Tous les souverains de l'Europe se sentirent menacés dans leur indépendance. Ils s'unirent pour se défendre, et formèrent la coalition d'Augsbourg. Louvois se jeta résolûment dans cette nouvelle guerre qu'il avait provoquée. Il n'en vit pas la fin. Sa mort, qui arriva en 1691, ne modifia pas la marche des événemens; sa politique se continua fatalement après lui. Louis XIV, qu'il avait lancé dans la guerre, ne put pas s'en dégager. Il dut continuer à rouler sur cette pente; après la guerre de la ligue d'Augsbourg, il fut entraîné, un peu malgré lui, dans la guerre de la succession d'Espagne.
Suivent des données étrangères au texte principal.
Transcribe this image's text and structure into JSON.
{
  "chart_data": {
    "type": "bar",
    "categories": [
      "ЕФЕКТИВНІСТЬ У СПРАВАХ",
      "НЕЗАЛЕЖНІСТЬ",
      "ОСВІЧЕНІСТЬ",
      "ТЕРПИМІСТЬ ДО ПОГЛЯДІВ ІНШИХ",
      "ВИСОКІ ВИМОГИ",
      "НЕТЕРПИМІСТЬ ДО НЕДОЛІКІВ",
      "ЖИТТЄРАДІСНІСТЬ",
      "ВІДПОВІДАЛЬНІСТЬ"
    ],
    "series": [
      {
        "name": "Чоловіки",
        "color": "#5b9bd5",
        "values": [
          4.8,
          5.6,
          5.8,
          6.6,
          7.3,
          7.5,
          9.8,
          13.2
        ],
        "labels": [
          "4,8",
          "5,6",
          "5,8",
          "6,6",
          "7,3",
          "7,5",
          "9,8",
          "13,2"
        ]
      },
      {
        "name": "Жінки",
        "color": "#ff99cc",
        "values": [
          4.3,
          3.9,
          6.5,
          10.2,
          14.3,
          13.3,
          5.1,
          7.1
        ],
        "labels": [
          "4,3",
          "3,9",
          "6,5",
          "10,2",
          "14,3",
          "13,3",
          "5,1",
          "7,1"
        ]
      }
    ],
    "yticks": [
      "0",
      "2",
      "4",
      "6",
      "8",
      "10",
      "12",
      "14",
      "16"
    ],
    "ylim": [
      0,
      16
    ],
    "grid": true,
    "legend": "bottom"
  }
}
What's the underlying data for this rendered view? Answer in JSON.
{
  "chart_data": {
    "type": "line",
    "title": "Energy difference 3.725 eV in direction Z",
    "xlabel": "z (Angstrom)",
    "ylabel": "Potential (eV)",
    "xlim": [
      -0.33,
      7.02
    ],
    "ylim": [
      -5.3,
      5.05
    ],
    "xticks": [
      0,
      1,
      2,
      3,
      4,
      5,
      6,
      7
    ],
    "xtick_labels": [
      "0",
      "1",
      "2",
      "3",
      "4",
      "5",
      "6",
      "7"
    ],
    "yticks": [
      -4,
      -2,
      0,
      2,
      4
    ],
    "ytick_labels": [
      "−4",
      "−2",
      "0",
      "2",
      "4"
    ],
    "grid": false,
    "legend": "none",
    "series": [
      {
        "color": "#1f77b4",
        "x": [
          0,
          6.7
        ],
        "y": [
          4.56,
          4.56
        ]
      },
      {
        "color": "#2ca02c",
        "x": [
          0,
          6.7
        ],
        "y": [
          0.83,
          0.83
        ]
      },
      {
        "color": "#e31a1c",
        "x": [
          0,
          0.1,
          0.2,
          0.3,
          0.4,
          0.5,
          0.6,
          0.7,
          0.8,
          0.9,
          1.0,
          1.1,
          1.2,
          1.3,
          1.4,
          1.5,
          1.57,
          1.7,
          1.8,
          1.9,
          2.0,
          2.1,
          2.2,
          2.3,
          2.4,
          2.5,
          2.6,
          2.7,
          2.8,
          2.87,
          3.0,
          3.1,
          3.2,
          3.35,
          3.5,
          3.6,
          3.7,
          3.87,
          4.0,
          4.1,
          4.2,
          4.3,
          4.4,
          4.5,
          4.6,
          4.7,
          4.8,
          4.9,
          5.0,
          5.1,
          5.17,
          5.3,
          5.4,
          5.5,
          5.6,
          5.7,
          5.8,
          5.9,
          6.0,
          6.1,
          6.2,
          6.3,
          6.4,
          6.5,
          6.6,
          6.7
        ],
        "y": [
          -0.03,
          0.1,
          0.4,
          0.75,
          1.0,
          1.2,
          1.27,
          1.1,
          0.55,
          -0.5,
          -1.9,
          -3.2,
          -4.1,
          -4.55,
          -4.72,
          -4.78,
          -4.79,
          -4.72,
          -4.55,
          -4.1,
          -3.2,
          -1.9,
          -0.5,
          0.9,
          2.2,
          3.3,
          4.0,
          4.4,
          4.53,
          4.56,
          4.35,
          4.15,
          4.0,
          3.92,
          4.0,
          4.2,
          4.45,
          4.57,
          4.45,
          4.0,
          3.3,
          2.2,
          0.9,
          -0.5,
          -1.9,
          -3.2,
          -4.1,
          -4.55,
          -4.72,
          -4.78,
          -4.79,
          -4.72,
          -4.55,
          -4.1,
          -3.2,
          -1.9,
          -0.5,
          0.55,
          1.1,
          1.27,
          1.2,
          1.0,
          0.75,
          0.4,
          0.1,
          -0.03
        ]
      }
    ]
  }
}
Il vieillit de lutte en lutte. A une série de victoires inutiles succéda une série de défaites; la paix qu'il avait si souvent refusée aux autres lui fut refusée à son tour; il ne la retrouva qu'aux derniers jours de sa triste vieillesse, et à la veille d'aller rendre compte à Dieu du sang versé.

On peut se demander ce que la France avait pensé de toutes. ces guerres. S'était-elle associée à la politique de Louvois et de Louis XIV? Avait-elle partagé leur ambition? les avait-elle poussés à la guerre, les avait-elle au moins encouragés? Avait-elle désiré comme eux l'agrandissement et la conquête? La France, pendant ces cinquante années de luttes, ne fut jamais consultée. Si elle avait eu des états-généraux, comme au xive siècle, ou des assemblées de notables, comme sous Louis XI, François Ier et Henri IV, il est vraisemblable qu'on l'aurait vue, comme à toutes ces époques, réclamer l'intégrité du territoire sans demander aucun accroissement; mais Louis XIV ne réunit ni états-généraux, ni notables, il ne semble même pas qu'il ait jamais songé à s'enquérir de ce que le pays pensait de ses entreprises. Il ne lui vint pas à l'esprit de se faire donner, ne fût-ce que par un simulacre d'assemblée, une de ces vagues procurations que les rois obtiennent facilement de leurs peuples pour la décharge de leur conscience. La France n'eut donc aucun moyen de se faire entendre. Pourtant l'opinion publique perça et se laissa entrevoir. Nous savons par les écrits du temps, par les lettres de Mme de Sévigné comme par celles de Saint-Évremond, par quelques vers de La Fontaine et quelques vers même de Boiieau, ce qu'on se disait à l'oreille et ce que chacun pensait à part soi de la politique du roi. Les mémoires, sans parler des pamphlets, prouvent par mille indices que la France n'aimait pas la guerre, qu'elle ne partageait pas l'ambition de Louis XIV, que, chaque fois

qu'elle semblait fêter une victoire, c'était plutôt l'espérance de paix que la victoire qu'elle fêtait, qu'elle ne souhaitait enfin aucun accroissement et qu'elle se désolait souvent des conquêtes de Louis XIV. Colbert, qui représentait bien mieux que Louvois l'opinion publique, qui d'ailleurs par ses fonctions mêmes était en relations bien plus intimes avec la population, qui était chaque jour au courant de ce que pensait la France par les rapports des intendans, faisait entendre au roi des paroles de paix. C'était la voix de la France qui parlait par sa bouche. La France ne s'associa un moment à Louis XIV que dans la période des grands revers, lorsque le pays fut envahi; pendant la période des succès, elle ne s'était jamais unie de cœur au roi et au ministre belliqueux. Il y a dans la correspondance de Louvois un mot qui le condamne en absolvant la France; au milieu des victoires de la guerre de Hollande, il écrivait : « On est travaillé ici du mal de la paix. »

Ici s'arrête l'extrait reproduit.